Photo by Ume氏(再録)
東京では、今週末ぐらいが桜の見頃となるようだが、牧場内の山桜が咲き出すのはまだ1ヶ月以上も先、5月の連休ぐらいだろう。もっとも、そんなふうに思って気など緩めていたら、すぐにそんな日は来てしまう。
と、ここまだ呟いて急に思い立ち、どこまで行けるか予想できない入笠に出掛けてみた。問題は3月に降った雪だと覚悟して行ったのだが、オオダオ(芝平峠)までは殆ど雪もなく、誰が処理したのか倒木が1,2本目に付いただけだった。
ところが、峠を過ぎた途端、積雪ばかりか倒木が次々と行く手を阻み、のみならず雪の上の轍を見ても、車など随分長いこと通っていないことが一目で分かった。結局、以前に希少金属の調査に来た人たちがよく駐車場にしていた大曲の手前、そうそう何年か前にクマに遭遇した辺りで、ついにそれ以上進むことを断念した。そこまでに、10本近くの倒木を処理したが、チェーンソーならぬノコギリで悪戦苦闘しているうちに、闘志はすっかり萎れてしまった。
ところが、帰ろうとしてしばらく車を走らせているうちに、このまま引き返えしたのでは何のために来たのかという、厄介な気が湧いてきた。昔、山で味わった敗退のような気分がしてきたのだ。そしてとうとう、再挑戦することにして、また反転した。
四駆をさらに「L」にして、1速、2速、3速と雪の状態に対抗し、かつまた、さらなる倒木とも闘うという大変に忙しいことになった。池の平を過ぎ、心配していた雪の量が増えたが、以前に"カメ"になった場所もかろうじて通過できた。そして「焼合わせ」まで来て一瞬、「そこまでにしておけ」という囁きを聞いたような気がした。にもかかわらず、その声を無視した。
最初の大曲は、雪崩たり雪が吹きだまりになったりして冬の難所となる。
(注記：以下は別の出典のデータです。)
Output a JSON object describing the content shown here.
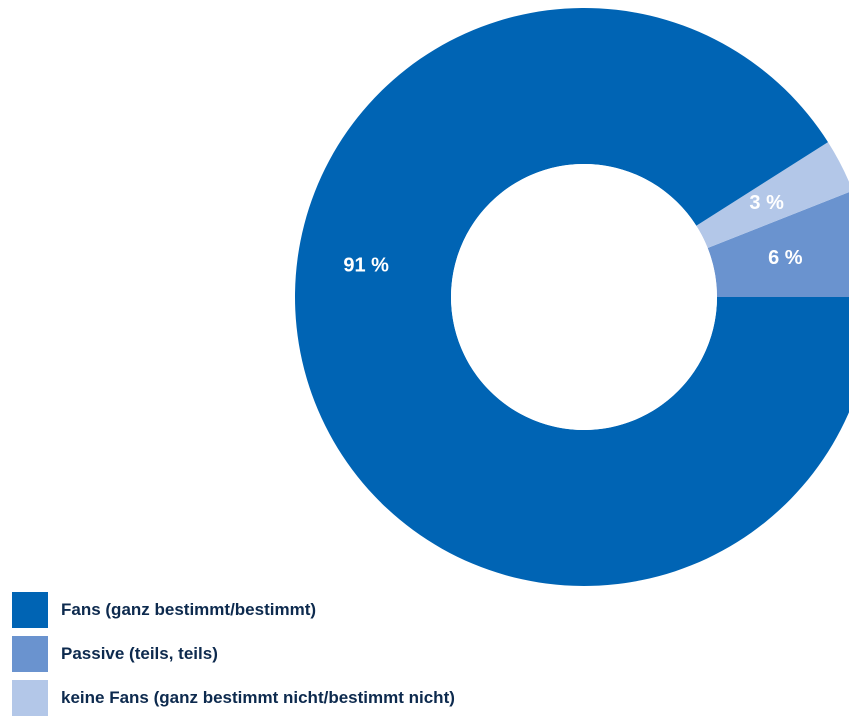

1速に落として強引に進んだ。かなり限界に近いことを感じていたが、さらに次の大曲に進入しかけた所で、車は前触れもなく雪の深みに嵌まり、停まった。怖れていたカメ状態になってしまったのだ。一冬に最低1回はこれを体験しないと入笠の冬は終わってくれないらしい。用心のためスコップは車に積んでおいたが、倒木処理に加え次は除雪作業、これはまた体力の要る仕事で、鈍っていた身体には良い運動になった。
今夜の酒は美味い。美味過ぎる。それはもちろんいい。にしても、仕事が始まるまでにあの雪はどうなるだろうか。タイヤのすり減った、走行距離16万キロを超える軽トラが怨めしい。